The debt crisis in Ireland is easing a bit at week’s end. Irish debt prices rose for the first time in 14 days Friday, sending yields on the two-year note down 81 basis points. The situation stabilized after Britain and four other European nations, including France and Germany, issued a joint statement promising to stand behind all of Ireland's debts.
Ahead of a looming budget deadline, the Irish government is working to create a plan to “save 15 billion euros ($20.5 billion) in savings,” Bloomberg reports. A survey conducted by Bloomberg, before this joint statement, shows investors have serious debts that Ireland can avoid default. 51% of respondents in the survey say “they regard a default as likely, compared with 42 percent who say it is unlikely. The ranks of those anticipating an Irish default have tripled since a poll in June,” according to Bloomberg.

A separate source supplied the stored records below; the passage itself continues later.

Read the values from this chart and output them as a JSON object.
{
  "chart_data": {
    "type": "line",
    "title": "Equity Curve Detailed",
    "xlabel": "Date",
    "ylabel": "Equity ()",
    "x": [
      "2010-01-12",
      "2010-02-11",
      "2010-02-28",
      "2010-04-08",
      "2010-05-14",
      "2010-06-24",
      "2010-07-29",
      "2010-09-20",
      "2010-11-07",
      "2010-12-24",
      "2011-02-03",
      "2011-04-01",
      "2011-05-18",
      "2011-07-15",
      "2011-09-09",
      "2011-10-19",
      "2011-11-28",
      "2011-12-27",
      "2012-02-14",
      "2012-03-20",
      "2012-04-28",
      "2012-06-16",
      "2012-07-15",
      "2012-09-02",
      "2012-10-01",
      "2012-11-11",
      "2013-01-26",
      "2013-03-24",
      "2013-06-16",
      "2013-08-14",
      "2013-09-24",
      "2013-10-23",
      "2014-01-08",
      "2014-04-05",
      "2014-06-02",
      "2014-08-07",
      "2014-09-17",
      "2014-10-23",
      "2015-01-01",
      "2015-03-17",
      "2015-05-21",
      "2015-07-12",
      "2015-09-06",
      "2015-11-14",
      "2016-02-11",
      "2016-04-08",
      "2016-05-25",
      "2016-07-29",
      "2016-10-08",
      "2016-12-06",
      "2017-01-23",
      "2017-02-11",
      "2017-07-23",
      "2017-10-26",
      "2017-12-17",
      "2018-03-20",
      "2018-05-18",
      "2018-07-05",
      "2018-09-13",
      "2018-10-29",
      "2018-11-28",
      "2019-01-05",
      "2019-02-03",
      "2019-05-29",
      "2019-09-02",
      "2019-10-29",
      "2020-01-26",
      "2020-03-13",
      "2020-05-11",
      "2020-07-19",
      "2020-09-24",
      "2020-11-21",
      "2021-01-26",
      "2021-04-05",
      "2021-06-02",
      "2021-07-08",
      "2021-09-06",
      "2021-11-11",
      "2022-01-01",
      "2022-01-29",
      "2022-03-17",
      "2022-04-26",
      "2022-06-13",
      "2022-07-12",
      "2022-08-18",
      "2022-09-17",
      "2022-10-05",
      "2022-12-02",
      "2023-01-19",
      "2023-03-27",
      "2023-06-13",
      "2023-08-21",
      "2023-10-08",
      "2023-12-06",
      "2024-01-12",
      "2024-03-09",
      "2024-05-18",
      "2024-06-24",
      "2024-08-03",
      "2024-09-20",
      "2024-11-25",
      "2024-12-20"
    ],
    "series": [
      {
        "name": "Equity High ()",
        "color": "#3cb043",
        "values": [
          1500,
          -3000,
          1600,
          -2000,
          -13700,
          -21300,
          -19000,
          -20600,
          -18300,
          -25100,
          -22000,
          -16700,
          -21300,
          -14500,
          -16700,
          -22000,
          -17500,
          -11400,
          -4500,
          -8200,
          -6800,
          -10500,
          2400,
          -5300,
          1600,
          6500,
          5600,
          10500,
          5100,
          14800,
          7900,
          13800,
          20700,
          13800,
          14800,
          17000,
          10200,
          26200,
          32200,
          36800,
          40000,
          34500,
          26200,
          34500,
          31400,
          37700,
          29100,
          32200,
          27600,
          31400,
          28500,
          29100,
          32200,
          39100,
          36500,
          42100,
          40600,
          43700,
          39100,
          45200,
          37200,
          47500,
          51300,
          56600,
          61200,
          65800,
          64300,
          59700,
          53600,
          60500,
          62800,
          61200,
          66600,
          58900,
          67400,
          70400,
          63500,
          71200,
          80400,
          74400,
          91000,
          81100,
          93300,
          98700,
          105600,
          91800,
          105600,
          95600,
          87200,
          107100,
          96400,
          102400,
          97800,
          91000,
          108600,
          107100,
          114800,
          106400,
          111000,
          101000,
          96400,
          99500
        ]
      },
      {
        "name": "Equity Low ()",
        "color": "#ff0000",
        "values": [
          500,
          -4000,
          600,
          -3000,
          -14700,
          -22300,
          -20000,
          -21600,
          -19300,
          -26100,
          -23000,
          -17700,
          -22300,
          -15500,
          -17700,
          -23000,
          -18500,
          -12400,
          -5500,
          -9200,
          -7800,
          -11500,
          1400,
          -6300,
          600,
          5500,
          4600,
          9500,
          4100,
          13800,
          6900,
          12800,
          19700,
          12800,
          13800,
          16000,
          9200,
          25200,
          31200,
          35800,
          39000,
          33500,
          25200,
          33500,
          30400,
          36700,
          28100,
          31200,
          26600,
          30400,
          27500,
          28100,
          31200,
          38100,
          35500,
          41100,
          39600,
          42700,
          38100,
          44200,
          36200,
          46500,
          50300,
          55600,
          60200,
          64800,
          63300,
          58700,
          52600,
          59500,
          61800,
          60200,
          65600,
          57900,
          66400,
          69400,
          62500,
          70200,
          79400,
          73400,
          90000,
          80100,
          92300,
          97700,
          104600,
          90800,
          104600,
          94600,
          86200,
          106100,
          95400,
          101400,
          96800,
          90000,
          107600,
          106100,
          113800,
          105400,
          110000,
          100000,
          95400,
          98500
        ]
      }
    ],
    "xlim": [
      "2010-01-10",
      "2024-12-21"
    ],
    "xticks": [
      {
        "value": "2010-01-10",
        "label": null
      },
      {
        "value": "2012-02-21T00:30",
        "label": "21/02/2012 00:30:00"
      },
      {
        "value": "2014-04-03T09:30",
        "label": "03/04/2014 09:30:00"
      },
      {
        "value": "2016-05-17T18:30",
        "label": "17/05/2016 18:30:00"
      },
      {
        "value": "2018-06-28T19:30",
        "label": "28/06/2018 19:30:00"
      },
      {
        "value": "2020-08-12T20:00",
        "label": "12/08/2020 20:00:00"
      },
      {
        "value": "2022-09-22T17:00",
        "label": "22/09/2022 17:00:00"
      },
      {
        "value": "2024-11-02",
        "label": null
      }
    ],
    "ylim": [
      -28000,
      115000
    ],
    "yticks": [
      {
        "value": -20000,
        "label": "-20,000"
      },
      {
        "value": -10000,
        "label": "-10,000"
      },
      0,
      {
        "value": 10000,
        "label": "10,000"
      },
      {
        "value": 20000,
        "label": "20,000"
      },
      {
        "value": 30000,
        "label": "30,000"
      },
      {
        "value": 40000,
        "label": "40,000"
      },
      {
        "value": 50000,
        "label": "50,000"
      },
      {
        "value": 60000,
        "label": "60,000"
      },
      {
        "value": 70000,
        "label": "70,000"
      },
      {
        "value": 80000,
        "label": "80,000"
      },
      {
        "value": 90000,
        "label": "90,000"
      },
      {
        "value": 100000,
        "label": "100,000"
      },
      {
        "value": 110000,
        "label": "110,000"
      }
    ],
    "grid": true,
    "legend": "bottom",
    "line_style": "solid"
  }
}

The EU and IMF “are going to come to their rescue,” says Michael Pento, senior economist with Euro Pacific Capital. “But, can they bail out Europe, Japan and the U.S.?"
That's the rub, says Pento. The sovereign debt crisis doesn’t end with Ireland or Europe’s other 'PIIGS' - eventually there won't be enough money to bailout out the big boys. As Minyanville's Todd Harrison is fond of saying, "who will rescue the lifeguards?"
U.S., Japan Next In Line?
Japan will likely be next to suffer a bond crisis, Pento tells Aaron in the accompanying clip. “Their savings rate has plummeted from 15% to 2%. Very soon they’re going to have to tap outside sources other than the Japanese to finance their debt," Pento explains. "That’s when interest rates soar and that’s when they become insolvent.”
A close second behind Japan in the race to a debt crisis is the U.S., Pento concludes. "We have negative real interest rates, inflation that is growing, debt that is soaring, and a dollar that is chronically weak." That equation adds up to U.S. debt situation that is "untenable."
Still, investors who have made similar dire predictions over the last two-plus decades have been burnt shorting the government debt of Japan and the U.S., as Aaron points out and Pento concedes. “I’ve been calling for a bond bubble for about a year. And, I’ve been wrong,” he says. “It just means when the bubble bursts, it will be a catastrophe."
Until that "catastrophe" Pento’s advice is simple: avoid sovereign debt and keep buying gold. As long as interest rates are artificially low, Pento says, gold prices will continue to hit new records.